Estado de ánimo que, en un orden propiamente reflexivo y crítico, le dictó por aquellos mismos años el Diario sentimental de la guerra (v.), pero que aquí tiende a trasponerse en modos objetivos y fantásticos. La novela narra, en efecto, las experiencias morales y sentimentales del joven Aquilino, el cual, terminados sus es­tudios con las mejores notas, por mérito, además de por buena inclinación, de los ahorros y trabajos de mamá (es huérfano de padre), es aceptado por el marqués de Torrechiara como preceptor de su Bobby, verdadero «enfant terrible». Luego de haber dejado, pues, su país y a su madre por la ciudad, se conquista pronto en aquella casa las simpatías del marqués Ippolito, singu­lar tipo de filosofante misántropo y misó­gino, y mucho más de la marquesa todavía joven y simpática, doña Barberina, la cual, con la complicidad de la pedagogía y la gramática, lo inicia — a él, todavía absorto en la contemplación de la virtud y del amor ideal — en el dulce culto de Venus terrenal.

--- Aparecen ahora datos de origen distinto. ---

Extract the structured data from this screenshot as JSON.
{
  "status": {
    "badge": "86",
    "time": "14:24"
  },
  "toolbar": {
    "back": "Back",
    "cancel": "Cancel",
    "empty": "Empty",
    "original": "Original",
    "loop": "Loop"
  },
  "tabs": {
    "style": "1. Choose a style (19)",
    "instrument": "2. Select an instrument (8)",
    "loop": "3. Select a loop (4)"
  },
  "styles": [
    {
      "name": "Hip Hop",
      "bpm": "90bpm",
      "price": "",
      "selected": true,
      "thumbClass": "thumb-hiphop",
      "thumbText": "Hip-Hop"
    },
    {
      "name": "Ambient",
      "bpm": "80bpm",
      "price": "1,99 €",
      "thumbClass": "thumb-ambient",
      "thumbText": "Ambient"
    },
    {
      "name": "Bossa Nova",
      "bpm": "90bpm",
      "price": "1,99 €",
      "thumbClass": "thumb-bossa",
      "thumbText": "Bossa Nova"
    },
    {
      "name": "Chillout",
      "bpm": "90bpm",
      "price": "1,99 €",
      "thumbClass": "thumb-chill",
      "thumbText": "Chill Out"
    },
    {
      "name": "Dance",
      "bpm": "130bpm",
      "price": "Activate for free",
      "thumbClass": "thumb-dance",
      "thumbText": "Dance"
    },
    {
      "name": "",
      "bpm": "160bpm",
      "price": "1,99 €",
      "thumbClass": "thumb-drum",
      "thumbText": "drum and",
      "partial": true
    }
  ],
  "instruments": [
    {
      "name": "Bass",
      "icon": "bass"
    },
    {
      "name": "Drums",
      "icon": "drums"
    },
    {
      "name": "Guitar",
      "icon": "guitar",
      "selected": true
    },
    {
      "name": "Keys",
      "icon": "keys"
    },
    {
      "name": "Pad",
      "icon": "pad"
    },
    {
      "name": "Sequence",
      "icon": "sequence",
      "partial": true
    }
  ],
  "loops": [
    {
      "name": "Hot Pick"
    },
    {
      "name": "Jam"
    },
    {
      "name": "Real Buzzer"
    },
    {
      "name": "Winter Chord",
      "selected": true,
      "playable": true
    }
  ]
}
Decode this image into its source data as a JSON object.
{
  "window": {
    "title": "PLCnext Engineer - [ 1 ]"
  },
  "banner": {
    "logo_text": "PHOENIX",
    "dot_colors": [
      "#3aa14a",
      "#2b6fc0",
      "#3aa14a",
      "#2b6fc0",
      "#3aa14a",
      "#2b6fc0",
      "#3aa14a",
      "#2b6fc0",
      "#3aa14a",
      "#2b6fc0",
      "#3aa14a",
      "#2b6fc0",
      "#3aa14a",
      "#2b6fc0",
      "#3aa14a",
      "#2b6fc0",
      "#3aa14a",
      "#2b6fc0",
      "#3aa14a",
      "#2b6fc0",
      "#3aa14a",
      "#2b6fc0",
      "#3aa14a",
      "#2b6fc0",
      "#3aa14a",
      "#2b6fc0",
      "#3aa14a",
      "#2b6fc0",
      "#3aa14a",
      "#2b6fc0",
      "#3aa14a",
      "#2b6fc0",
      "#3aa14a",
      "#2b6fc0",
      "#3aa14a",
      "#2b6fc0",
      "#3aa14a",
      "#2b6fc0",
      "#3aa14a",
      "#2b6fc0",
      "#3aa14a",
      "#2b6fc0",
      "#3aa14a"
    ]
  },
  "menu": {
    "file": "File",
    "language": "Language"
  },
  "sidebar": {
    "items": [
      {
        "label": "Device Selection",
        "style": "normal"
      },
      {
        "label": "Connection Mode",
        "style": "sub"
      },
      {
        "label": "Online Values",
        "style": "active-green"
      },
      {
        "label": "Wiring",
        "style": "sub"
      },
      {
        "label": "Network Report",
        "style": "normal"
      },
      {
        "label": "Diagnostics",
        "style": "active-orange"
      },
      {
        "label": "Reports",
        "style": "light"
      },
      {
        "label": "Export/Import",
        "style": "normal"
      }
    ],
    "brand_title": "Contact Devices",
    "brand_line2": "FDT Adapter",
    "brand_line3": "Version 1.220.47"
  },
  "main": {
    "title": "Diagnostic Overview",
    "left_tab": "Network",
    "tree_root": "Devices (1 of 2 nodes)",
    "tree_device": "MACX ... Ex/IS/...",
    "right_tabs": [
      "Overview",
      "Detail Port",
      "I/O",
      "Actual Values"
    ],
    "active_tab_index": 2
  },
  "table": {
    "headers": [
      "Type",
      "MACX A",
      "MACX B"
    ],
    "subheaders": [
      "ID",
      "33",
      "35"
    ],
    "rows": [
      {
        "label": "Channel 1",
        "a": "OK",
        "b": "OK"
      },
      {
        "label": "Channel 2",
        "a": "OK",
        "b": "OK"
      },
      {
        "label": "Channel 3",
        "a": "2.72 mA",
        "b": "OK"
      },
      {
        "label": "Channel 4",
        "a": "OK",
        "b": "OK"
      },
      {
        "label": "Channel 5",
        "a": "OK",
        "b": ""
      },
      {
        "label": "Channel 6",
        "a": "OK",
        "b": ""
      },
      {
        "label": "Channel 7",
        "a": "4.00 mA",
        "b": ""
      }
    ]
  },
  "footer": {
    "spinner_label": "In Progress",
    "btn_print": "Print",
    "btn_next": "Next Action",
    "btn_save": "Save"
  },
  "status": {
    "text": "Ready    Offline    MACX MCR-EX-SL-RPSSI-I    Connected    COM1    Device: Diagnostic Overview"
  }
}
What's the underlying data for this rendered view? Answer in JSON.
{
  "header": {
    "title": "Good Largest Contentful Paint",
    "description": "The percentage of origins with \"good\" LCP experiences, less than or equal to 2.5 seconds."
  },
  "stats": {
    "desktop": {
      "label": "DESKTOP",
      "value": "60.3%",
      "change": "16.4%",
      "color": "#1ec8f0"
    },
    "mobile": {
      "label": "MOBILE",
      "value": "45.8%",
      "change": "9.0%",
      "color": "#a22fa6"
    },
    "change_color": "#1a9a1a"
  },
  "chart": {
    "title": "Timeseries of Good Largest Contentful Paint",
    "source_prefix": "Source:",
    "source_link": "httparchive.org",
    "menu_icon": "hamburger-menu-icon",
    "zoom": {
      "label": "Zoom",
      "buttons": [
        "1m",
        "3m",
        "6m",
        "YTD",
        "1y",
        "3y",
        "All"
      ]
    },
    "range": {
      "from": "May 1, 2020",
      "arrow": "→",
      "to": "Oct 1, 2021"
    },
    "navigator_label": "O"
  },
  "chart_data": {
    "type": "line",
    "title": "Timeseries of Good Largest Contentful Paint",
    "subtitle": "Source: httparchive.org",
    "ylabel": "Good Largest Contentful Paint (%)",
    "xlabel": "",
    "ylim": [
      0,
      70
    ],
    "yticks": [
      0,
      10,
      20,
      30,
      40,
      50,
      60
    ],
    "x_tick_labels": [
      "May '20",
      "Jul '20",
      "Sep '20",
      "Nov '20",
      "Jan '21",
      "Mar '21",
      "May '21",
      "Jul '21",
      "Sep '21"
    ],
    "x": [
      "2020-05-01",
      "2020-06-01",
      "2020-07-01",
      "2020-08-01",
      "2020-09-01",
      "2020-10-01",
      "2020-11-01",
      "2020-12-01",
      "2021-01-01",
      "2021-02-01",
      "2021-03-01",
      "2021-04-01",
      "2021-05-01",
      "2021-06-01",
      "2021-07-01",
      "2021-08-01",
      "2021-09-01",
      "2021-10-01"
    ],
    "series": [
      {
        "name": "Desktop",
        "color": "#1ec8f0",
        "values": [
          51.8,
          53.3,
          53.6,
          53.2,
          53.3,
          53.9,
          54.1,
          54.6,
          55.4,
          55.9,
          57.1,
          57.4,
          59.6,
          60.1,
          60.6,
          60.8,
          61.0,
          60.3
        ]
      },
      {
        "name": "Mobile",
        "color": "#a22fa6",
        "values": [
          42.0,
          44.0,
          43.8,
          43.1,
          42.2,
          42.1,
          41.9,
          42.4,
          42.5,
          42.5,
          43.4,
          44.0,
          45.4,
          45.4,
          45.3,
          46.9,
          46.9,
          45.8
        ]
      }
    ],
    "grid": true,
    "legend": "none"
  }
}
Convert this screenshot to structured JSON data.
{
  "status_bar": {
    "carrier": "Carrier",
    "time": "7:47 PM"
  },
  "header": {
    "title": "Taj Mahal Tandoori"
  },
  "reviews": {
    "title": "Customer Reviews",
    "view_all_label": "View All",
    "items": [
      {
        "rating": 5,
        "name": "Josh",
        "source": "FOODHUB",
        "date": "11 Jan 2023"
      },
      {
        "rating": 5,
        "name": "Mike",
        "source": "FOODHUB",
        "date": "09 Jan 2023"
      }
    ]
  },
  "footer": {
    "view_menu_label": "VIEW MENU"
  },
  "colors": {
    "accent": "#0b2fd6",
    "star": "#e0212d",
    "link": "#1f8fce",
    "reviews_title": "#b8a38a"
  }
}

Pero mientras, la madre de él ha muerto y la guerra se aproxima también a Italia; la juventud llena las plazas pidiendo la inter­vención y dispuesta a combatir.

Entonces Aquilino, en cuyo pecho, del culto de Venus ha ido poco a poco surgiendo el de Marte, se mezcla con aquella multitud, también por sugestión del ardor guerrero de una rubia y caprichosa inglesa, miss Edith, institutriz en casa de Torrechiara, a quien él corteja hace tiempo. Y miss Edith, en medio del fervor de aquellas jornadas, corresponde finalmente a aquel amor y al patriotismo con su rendi­ción más completa; mientras que Aquilino, al partir, le deja como recuerdo, y tal vez como prenda de sí, la querida imagen de la Virgen heredada de mamá. Este libro, si es bastante feliz y delicado de matices en sus partes que menos adolecen de aquel sarcasmo doloroso, y, en cambio, ofrece una inspiración lírica e idílica, por lo que adquiere el carácter y el tono del «viaje» panziniano (los diversos recuerdos de su madre y de la vida de su pueblo; algún ras­go de la figura del marqués Ippolito, el epi­sodio del amor con miss Edith, etc.), en sus demás partes y especialmente en las «brillantes» que sirven al mecanismo novelesco, revela cierta frialdad de concepción, y en su conjunto fuertes desequilibrios expresi­vos.

Por ello es la única novela que, al disponer la edición definitiva de sus obras, Panzini ha abreviado mucho y enmendado. Pero las páginas más bellas del libro siguen siendo las de la dedicatoria a Renato Serra, muerto combatiendo en el Podgora; también ellas emparentadas con el Diario sentimen­tal, pero respirando aquel clima de casta y poética embriaguez, propio del mejor Pan­zini.